This document describes how to train a model with the awesome TinyLlama codebase. And a large part of this README is borrowed from the TinyLlama README.
You can choose to install the dependencies manually or use the provided Docker image. The Docker image is recommended for a hassle-free setup. If you choose to install the dependencies manually, please follow the instructions below.
You should install PyTorch with CUDA support, along with xformers and Flash-Attention 2.
- CUDA 11.8 installed on your system
First, you should install the nightly build of PyTorch with CUDA support:
pip install --index-url https://download.pytorch.org/whl/nightly/cu118 --pre 'torch>=2.1.0dev'
pip install -U xformers --index-url https://download.pytorch.org/whl/cu118
Next, we'll install Flash-Attention 2 and its associated operators:
git clone https://github.com/Dao-AILab/flash-attention.git
cd flash-attention && \
python setup.py install && \
cd csrc/rotary && pip install . && \
cd ../layer_norm && pip install . && \
cd ../xentropy && pip install . && \
cd ../.. && rm -rf flash-attention
Finally, install the remaining required packages:
pip install -r requirements.txt tokenizers sentencepiece transformers wandb datasets huggingface_hub
Note
The build process for Flash-Attention may take 5 minutes or more.

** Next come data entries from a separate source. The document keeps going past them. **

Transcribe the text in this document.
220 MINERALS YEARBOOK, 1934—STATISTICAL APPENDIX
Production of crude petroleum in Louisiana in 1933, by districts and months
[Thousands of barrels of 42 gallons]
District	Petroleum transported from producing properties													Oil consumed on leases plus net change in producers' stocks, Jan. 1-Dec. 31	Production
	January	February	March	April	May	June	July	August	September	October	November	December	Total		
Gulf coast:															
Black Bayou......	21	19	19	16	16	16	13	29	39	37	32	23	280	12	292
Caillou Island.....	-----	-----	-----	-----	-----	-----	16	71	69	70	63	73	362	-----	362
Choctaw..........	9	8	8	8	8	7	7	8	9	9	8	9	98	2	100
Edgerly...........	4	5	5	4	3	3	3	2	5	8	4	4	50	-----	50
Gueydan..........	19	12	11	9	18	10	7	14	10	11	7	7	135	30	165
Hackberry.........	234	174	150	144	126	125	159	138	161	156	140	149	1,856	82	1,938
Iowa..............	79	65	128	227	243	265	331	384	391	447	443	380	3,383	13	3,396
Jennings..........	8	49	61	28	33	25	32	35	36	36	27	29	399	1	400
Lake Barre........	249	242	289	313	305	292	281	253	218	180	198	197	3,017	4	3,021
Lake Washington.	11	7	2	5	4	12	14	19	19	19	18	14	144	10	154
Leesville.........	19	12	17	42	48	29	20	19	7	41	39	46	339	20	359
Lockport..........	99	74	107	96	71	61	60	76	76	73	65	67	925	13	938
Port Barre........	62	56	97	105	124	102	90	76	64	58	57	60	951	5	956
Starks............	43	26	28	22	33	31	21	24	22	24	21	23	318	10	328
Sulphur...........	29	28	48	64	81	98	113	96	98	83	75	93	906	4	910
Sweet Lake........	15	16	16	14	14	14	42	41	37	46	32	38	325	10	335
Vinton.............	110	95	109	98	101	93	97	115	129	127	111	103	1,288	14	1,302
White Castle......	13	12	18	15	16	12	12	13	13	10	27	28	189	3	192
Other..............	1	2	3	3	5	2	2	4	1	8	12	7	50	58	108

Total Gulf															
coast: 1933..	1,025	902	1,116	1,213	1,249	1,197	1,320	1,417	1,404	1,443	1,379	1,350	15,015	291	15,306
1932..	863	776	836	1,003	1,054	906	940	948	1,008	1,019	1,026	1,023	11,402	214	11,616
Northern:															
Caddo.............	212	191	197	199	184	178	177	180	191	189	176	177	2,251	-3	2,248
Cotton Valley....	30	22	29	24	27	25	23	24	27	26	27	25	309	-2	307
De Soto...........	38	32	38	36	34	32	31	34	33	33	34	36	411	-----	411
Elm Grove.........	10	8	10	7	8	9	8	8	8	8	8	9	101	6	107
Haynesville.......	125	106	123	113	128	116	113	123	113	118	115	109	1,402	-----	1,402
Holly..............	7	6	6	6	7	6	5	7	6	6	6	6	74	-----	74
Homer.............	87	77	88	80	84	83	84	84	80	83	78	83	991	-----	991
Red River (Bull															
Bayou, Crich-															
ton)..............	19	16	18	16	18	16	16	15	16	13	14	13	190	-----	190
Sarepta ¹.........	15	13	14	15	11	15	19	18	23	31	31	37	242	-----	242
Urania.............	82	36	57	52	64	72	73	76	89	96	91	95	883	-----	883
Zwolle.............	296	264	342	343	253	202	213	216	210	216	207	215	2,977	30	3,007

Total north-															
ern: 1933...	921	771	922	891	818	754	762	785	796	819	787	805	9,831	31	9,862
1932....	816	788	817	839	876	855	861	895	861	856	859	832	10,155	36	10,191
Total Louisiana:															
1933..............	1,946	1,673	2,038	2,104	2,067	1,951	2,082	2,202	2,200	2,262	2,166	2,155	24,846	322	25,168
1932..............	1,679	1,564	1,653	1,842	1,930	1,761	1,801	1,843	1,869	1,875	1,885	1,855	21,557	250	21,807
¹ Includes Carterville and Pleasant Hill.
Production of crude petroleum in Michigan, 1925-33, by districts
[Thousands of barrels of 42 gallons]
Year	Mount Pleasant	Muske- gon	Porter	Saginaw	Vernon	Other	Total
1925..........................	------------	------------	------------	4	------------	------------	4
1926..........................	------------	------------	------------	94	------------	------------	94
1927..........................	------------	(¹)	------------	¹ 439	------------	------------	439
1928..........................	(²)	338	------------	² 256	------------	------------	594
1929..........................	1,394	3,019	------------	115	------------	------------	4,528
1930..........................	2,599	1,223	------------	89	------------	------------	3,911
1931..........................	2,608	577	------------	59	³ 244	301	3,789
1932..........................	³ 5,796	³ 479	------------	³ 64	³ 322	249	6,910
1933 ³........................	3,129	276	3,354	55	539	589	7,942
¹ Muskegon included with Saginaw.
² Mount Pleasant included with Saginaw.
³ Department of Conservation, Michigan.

If you encounter any issues, ensure your CUDA installation is correct and compatible with the PyTorch version you're installing. It's recommended to use a virtual environment for this installation to avoid conflicts with other Python packages.

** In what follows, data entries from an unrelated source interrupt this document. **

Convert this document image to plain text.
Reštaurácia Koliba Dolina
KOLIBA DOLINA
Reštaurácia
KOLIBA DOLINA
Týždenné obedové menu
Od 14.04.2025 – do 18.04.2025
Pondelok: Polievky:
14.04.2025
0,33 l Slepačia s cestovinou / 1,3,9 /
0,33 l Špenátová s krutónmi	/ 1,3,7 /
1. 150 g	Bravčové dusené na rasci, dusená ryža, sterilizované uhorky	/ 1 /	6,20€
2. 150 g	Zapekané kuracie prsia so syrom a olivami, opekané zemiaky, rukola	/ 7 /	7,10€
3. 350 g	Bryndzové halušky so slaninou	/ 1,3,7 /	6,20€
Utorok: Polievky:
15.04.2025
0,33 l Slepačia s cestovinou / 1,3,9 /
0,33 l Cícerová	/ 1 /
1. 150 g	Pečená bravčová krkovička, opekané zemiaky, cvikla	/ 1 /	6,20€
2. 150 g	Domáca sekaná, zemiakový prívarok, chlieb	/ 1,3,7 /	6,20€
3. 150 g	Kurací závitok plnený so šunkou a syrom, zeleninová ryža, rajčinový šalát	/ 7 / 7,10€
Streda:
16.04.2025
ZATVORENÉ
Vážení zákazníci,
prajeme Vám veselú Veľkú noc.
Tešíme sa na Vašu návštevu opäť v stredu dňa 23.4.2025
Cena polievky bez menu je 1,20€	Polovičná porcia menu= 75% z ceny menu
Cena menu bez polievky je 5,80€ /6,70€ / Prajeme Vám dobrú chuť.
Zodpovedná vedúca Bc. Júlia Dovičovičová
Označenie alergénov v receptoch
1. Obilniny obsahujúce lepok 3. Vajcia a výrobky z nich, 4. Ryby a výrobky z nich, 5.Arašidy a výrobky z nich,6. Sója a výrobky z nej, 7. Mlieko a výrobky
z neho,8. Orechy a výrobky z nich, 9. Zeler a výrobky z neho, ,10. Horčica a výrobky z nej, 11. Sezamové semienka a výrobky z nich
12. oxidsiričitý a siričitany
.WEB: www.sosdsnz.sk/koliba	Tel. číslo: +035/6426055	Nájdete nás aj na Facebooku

If you need any further assistance or encounter any issues during the installation, please don't hesitate to ask for help.
You can also use the following command to pull the already built Docker:
docker pull siviltaramqian/tinyllama:latest
And you may run the docker image along with the following command:
docker run --gpus all -it --rm siviltaramqian/tinyllama:latest ./pretrain_tinyllama_1m.sh 1
By default we use the wandb for collecting the data to avoid saving massive small models and logs on the local machine. If you want to use the wandb, you need to create an account on the wandb and get the API key. Then you should set the following environment variable in both pretrain_tinyllama_1m.sh
and pretrain_tinyllama_1b.sh
:
# wandb project name, entity, and API key
export WANDB_PROJECT=YOUR_PROJECT_NAME
export WANDB_ENTITY=YOUR_WANDB_ENTITY
export WANDB_API_KEY=YOUR_WANDB_API_KEY
Before training the model, you need to preprocess the data. We provide the easy-to-use script for preprocessing the data. You can use the following command to preprocess the data:
cd preprocess
bash run_preprocess.sh
By default you will first download the regmix-data-sample
from the HuggingFace and then preprocess the data. The JSONL data will be saved in the preprocess/sail/regmix-data-sample
directory, and the preprocessed data will be saved in the lit_dataset_regmix
directory.
After preprocessing the data, you can train the model using the following command:
./pretrain_tinyllama_1m.sh 1
The passed argument is the configuration index. After the setup described in mixture_config, you should have 512 configurations for training the proxy models. You can change the configuration index to train different configurations. The training of 1M models should take around 20 minutes to finish on a single A100 GPU, which is pre-trained on 1B tokens.
You can also train a larger model using the following command:
./pretrain_tinyllama_1b.sh regmix
The regmix is the configuration name for the 1B model. The full configuration is stored in the mixture_config/config_1b directory. The training of 1B models should take around 2 days to finish on 8 x A100 GPU, which is pre-trained on 25B tokens.